The California legislature continues to legislate in the privacy realm. In recent weeks, it passed two bills that would impose privacy obligations on manufacturers of “connected devices” and one bill that would modify the recently enacted California Consumer Privacy Act of 2018 (CCPA). All of the bills are awaiting action by Governor Jerry Brown.
The Internet of Things
The number and variety of connected devices composing the Internet of Things (IoT), such as thermostats, appliances and wearables, is growing at an astronomical pace, and the California legislature has taken notice.
The two bills passed by the legislature — Assembly Bill No. 1906 and Senate Bill No. 327 — would require a manufacturer of a connected device sold or offered for sale in California to equip the device with a “reasonable security feature or features” appropriate to the nature and function of the device and to the information it may collect, contain, or transmit.
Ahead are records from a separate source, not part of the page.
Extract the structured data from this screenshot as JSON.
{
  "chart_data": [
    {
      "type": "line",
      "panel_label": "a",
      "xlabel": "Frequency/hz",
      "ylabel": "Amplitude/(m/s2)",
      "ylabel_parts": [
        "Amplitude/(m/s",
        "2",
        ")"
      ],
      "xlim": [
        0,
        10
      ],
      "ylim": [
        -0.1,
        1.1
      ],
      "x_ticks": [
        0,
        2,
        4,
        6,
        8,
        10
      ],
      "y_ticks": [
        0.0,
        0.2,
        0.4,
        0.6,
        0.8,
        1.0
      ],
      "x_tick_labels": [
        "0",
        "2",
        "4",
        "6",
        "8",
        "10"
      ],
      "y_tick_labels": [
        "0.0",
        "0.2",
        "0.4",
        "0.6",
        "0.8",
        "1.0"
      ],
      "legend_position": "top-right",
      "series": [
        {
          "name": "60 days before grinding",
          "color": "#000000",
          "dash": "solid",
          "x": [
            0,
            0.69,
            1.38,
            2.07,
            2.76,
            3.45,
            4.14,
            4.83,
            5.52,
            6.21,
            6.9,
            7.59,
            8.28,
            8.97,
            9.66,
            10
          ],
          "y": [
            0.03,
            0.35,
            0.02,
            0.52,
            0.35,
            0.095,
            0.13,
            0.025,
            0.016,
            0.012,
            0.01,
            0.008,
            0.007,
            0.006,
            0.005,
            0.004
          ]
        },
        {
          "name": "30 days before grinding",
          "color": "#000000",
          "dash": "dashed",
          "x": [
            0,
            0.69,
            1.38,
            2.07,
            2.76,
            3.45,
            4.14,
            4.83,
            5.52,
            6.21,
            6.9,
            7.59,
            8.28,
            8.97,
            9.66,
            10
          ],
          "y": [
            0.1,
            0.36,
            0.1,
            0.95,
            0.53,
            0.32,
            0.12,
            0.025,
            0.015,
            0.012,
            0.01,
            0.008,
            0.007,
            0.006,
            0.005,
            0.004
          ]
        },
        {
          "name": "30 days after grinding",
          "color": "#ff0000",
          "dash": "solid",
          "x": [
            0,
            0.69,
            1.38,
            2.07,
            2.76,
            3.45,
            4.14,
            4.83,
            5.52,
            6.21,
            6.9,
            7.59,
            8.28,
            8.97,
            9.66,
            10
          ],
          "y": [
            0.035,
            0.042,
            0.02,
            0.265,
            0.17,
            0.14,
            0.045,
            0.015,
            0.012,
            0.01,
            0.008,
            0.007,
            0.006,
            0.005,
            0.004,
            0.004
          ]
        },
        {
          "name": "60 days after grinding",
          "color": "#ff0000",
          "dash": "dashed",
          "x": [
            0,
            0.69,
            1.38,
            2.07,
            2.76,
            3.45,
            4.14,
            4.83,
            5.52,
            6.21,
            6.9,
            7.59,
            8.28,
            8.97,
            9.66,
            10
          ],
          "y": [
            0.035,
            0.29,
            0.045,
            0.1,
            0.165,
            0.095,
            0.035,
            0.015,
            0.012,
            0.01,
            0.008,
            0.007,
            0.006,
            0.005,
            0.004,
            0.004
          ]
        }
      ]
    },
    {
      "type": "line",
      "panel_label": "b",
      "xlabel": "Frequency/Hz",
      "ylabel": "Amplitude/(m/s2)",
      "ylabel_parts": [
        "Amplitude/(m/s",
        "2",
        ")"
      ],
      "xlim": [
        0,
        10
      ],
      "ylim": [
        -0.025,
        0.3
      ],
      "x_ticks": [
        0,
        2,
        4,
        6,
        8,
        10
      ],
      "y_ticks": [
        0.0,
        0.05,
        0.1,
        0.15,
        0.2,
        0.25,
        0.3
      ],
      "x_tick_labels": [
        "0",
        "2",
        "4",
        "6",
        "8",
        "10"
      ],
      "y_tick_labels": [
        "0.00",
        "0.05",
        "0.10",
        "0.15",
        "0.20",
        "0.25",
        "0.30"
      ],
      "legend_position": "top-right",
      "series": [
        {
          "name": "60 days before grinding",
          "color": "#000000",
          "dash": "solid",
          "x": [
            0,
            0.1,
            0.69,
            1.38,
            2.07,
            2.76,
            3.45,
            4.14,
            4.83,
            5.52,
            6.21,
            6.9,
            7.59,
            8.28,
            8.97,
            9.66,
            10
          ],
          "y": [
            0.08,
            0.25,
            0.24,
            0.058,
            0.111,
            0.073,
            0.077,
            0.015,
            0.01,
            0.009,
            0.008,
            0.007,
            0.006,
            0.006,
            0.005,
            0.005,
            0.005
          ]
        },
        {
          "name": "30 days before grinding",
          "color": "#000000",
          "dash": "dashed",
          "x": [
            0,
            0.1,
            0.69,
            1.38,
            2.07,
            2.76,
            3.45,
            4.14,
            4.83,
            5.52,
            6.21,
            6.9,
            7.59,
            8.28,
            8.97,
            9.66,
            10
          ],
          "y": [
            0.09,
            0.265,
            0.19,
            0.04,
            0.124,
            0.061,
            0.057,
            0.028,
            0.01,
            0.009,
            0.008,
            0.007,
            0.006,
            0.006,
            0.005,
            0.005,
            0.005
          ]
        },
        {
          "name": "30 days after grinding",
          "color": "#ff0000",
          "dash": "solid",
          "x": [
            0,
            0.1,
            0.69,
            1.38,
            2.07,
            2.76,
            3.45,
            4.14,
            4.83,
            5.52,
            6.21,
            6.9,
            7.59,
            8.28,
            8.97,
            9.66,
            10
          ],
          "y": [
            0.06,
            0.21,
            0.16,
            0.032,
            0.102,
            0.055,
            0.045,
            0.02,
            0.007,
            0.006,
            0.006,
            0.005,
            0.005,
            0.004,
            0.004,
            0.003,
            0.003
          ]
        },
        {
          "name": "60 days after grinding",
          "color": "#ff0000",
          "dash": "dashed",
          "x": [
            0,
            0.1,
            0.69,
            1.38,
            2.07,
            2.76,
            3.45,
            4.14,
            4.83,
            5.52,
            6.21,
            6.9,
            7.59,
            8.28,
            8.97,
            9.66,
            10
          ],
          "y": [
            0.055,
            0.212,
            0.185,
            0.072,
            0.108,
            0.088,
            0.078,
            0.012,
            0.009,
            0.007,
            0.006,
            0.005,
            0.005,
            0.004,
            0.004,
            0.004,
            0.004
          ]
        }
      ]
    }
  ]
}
The security feature or features also would have to be designed to protect the device and any information it contains from “unauthorized access, destruction, use, modification, or disclosure.”
The bills provide that if a connected device is equipped with a means for authentication outside a local area network, it would be deemed a reasonable security feature if the preprogrammed password is unique to each device manufactured or if the device contains a security feature that requires a user to generate a new means of authentication before access is granted to the device for the first time.
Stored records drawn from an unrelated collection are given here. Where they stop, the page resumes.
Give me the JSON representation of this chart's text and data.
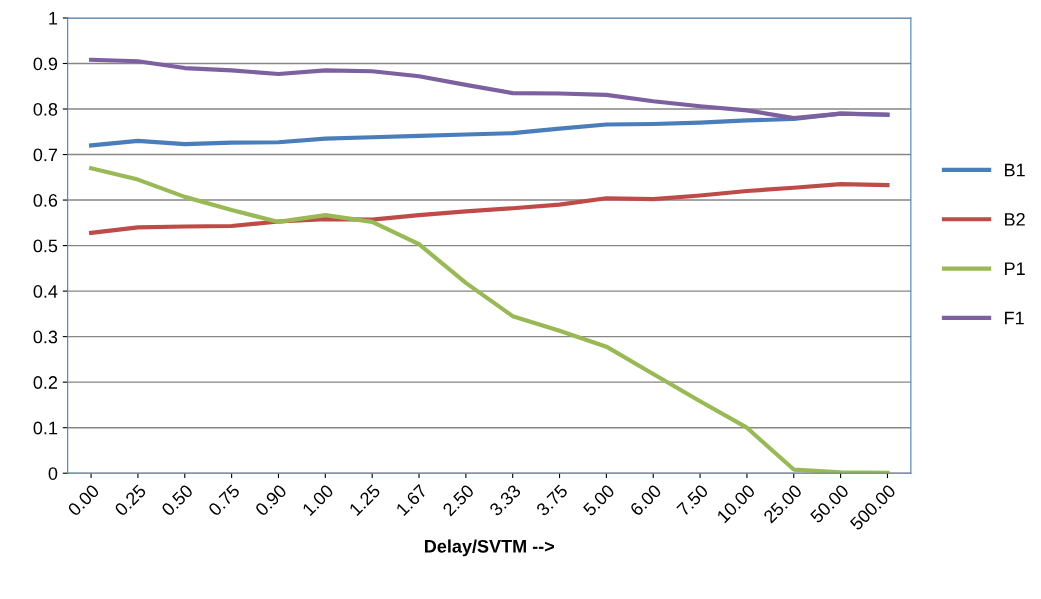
{
  "chart_data": {
    "type": "line",
    "xlabel": "Delay/SVTM -->",
    "categories": [
      "0.00",
      "0.25",
      "0.50",
      "0.75",
      "0.90",
      "1.00",
      "1.25",
      "1.67",
      "2.50",
      "3.33",
      "3.75",
      "5.00",
      "6.00",
      "7.50",
      "10.00",
      "25.00",
      "50.00",
      "500.00"
    ],
    "series": [
      {
        "name": "B1",
        "color": "#4a7ebb",
        "values": [
          0.72,
          0.73,
          0.723,
          0.726,
          0.727,
          0.735,
          0.738,
          0.741,
          0.744,
          0.747,
          0.757,
          0.766,
          0.767,
          0.77,
          0.775,
          0.778,
          0.79,
          0.787
        ]
      },
      {
        "name": "B2",
        "color": "#be4b48",
        "values": [
          0.528,
          0.54,
          0.542,
          0.543,
          0.553,
          0.558,
          0.557,
          0.567,
          0.575,
          0.582,
          0.59,
          0.604,
          0.602,
          0.61,
          0.62,
          0.627,
          0.635,
          0.633
        ]
      },
      {
        "name": "P1",
        "color": "#98b954",
        "values": [
          0.67,
          0.645,
          0.607,
          0.578,
          0.552,
          0.567,
          0.552,
          0.503,
          0.418,
          0.345,
          0.313,
          0.278,
          0.218,
          0.158,
          0.1,
          0.008,
          0.002,
          0.001
        ]
      },
      {
        "name": "F1",
        "color": "#7d60a0",
        "values": [
          0.908,
          0.905,
          0.89,
          0.885,
          0.877,
          0.885,
          0.883,
          0.872,
          0.853,
          0.835,
          0.834,
          0.831,
          0.817,
          0.806,
          0.797,
          0.78,
          0.79,
          0.788
        ]
      }
    ],
    "ylim": [
      0,
      1
    ],
    "yticks": [
      0,
      0.1,
      0.2,
      0.3,
      0.4,
      0.5,
      0.6,
      0.7,
      0.8,
      0.9,
      1
    ],
    "grid": "y",
    "legend": "right",
    "marker": "none",
    "line_style": "solid"
  }
}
The bills do not apply to entities subject to the federal Health Insurance Portability and Accountability Act of 1996 (HIPAA) or the Confidentiality of Medical Information Act, with respect to any activity regulated by those acts. They also do not apply to any connected device with functionality that is subject to federal security requirements.
Moreover, the bills also do not authorize any private right of action but, rather, limit enforcement to California’s attorney general, city attorneys, county counsel, and district attorneys.
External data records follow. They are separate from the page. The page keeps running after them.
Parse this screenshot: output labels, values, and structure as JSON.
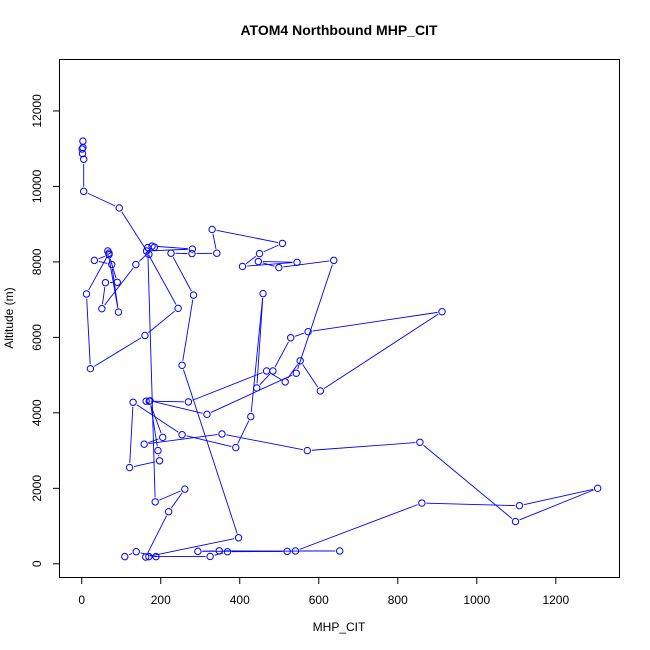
{
  "chart_data": {
    "type": "scatter",
    "title": "ATOM4 Northbound MHP_CIT",
    "xlabel": "MHP_CIT",
    "ylabel": "Altitude (m)",
    "xlim": [
      -55,
      1360
    ],
    "ylim": [
      -350,
      13350
    ],
    "x_ticks": [
      0,
      200,
      400,
      600,
      800,
      1000,
      1200
    ],
    "y_ticks": [
      0,
      2000,
      4000,
      6000,
      8000,
      10000,
      12000
    ],
    "grid": false,
    "legend": "none",
    "point_color": "#0000ff",
    "line_color": "#0000ff",
    "x": [
      109,
      138,
      188,
      170,
      325,
      369,
      520,
      348,
      294,
      653,
      541,
      861,
      1108,
      1306,
      1098,
      856,
      571,
      355,
      158,
      205,
      171,
      163,
      270,
      468,
      515,
      553,
      604,
      912,
      573,
      529,
      484,
      443,
      459,
      428,
      390,
      254,
      130,
      121,
      197,
      193,
      173,
      317,
      543,
      638,
      499,
      447,
      545,
      407,
      450,
      508,
      330,
      342,
      279,
      226,
      283,
      254,
      397,
      162,
      220,
      261,
      186,
      167,
      184,
      137,
      51,
      60,
      90,
      69,
      32,
      76,
      93,
      66,
      69,
      12,
      22,
      160,
      244,
      164,
      280,
      178,
      170,
      95,
      5,
      5,
      2,
      1,
      3,
      3
    ],
    "y": [
      190,
      320,
      190,
      190,
      195,
      320,
      330,
      345,
      330,
      340,
      340,
      1610,
      1540,
      2000,
      1120,
      3220,
      3000,
      3440,
      3170,
      3350,
      4310,
      4310,
      4290,
      5110,
      4820,
      5380,
      4580,
      6680,
      6150,
      5990,
      5110,
      4660,
      7160,
      3900,
      3080,
      3420,
      4280,
      2550,
      2730,
      3000,
      4320,
      3960,
      5050,
      8040,
      7850,
      8010,
      7990,
      7880,
      8220,
      8490,
      8860,
      8230,
      8220,
      8230,
      7120,
      5260,
      690,
      180,
      1380,
      1980,
      1640,
      8380,
      8390,
      7930,
      6760,
      7450,
      7460,
      8190,
      8040,
      7930,
      6670,
      8290,
      8230,
      7150,
      5170,
      6050,
      6770,
      8290,
      8340,
      8420,
      8200,
      9430,
      9870,
      10720,
      10870,
      10990,
      11030,
      11200
    ]
  }
}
If signed by the governor, the bills would become operative on January 1, 2020.
It has been only a few months since the California legislature passed the California Consumer Privacy Act of 2018 (CCPA) (see our prior alert), but the legislature already has passed a bill — Senate Bill No. 1121, which is even longer than the original bill – that would clarify and modify some of the CCPA’s provisions.
Briefly, the CCPA grants various rights to consumers, effective January 1, 2020, with respect to their personal information held by businesses, including the right to request that a business provide access to and delete any personal information about the consumer collected by the business, and notice of the sale of such information.
Since the CCPA was passed in such a hurry, it contained a number of errors and inconsistencies. More importantly, because the CCPA will require such significant changes in information handling processes, businesses are clamoring for clarity on some of the more confusing clauses and seeking relief on some stringent requirements.
Senate Bill No. 1121 would modify the CCPA in a number of ways. Among other things, the bill would:
- Clarify that, in most cases, information would only meet the definition of personal information if it identifies, relates to, describes, is capable of being associated with, or could reasonably be linked, directly or indirectly, with a particular consumer or household;
- Clarifies exemptions for personal information collected, processed, sold, or disclosed by banks, brokerages, insurance companies, and credit reporting agencies which are subject to other privacy laws;
- Revise and expand the exception in the CCPA for medical information;
- Narrow the private right of action provided by the CCPA, but eliminate the CCPA’s requirement that a consumer bringing a private right of action notify the attorney general;
- Extend the deadline for the attorney general to enact regulations under the CCPA from January 1, 2020 to July 1, 2020; and
- Most importantly, prohibit the attorney general from bringing actions to enforce the CCPA until six months after the attorney general has published final regulations under the CCPA or July 1, 2020, whichever is sooner.